Two similar boats carrying dozens more people are said to be still missing. There are few details about them.
Walking Borders, a migrant aid group, told the BBC that one had about 65 people on board, the other up to 60.
They are thought to have left Senegal on 23 June – four days before the larger vessel. This one sailed from Kafountine, a coastal town in Senegal that is roughly 1,700km from Tenerife, according Walking Borders.
The group earlier estimated that the larger vessel had 200 people on board – including many children – when it left Kafountine on 27 June, heading for the Canary Islands.
Those rescued include 80 men and six women. It is not clear whether all those who had been on board have been rescued.
The news comes just weeks after an overcrowded trawler sank off the Greek coast, in one of the worst Mediterranean migrant shipwrecks.
At least 78 people were confirmed drowned, but the UN reported that up to 500 were still missing.

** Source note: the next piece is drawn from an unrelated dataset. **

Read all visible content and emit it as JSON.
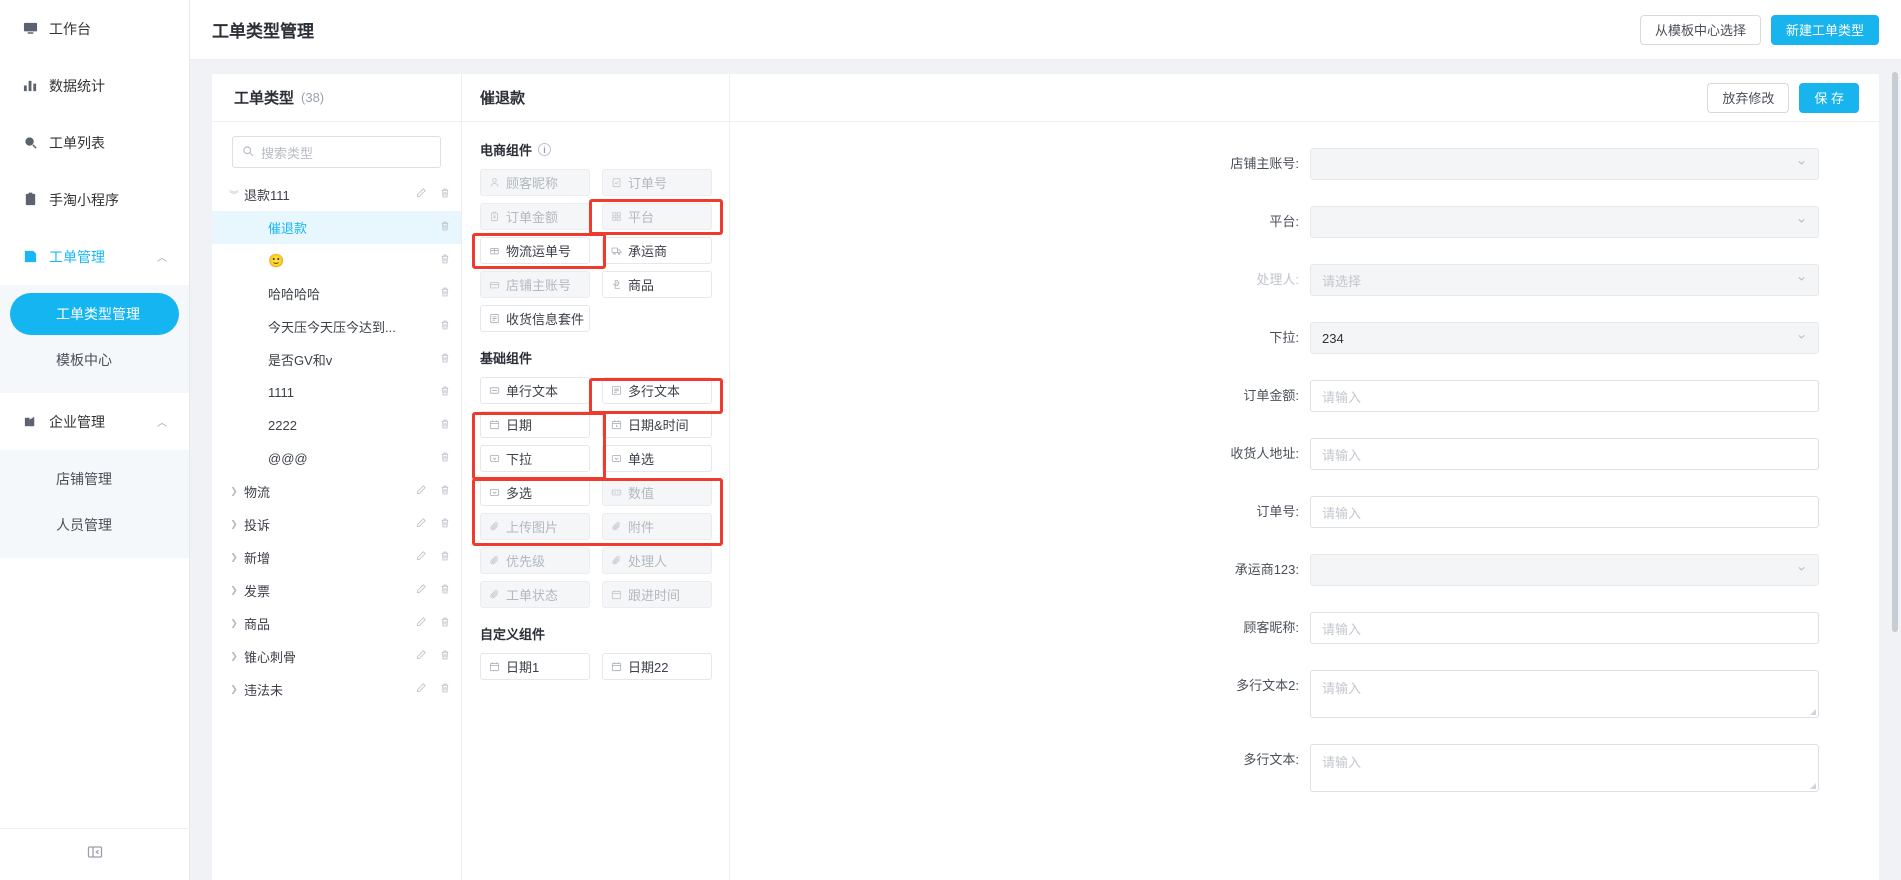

The voyage from West Africa to the Canary Islands is among the most dangerous routes for migrants. They usually sail in dugout fishing boats that are easily tossed by powerful Atlantic currents.
Last year at least 559 people died at sea attempting to reach the Spanish islands, the UN’s International Organisation for Migration (IOM) says. The death toll for 2021 was 1,126.
However, the IOM says information about the number of departures from West Africa is scarce and shipwrecks are often not reported.
It adds that the migrants are often from Morocco, Mali, Senegal, Ivory Coast, or are of other sub-Saharan origins.
According to Spain’s interior ministry, 15,682 people arrived in the Canary Islands without permission in 2022, a drop of more than 30% compared with 2021.
“Despite the year-to-year decrease, flows along this dangerous route since 2020 remain high compared to prior years,” the IOM says.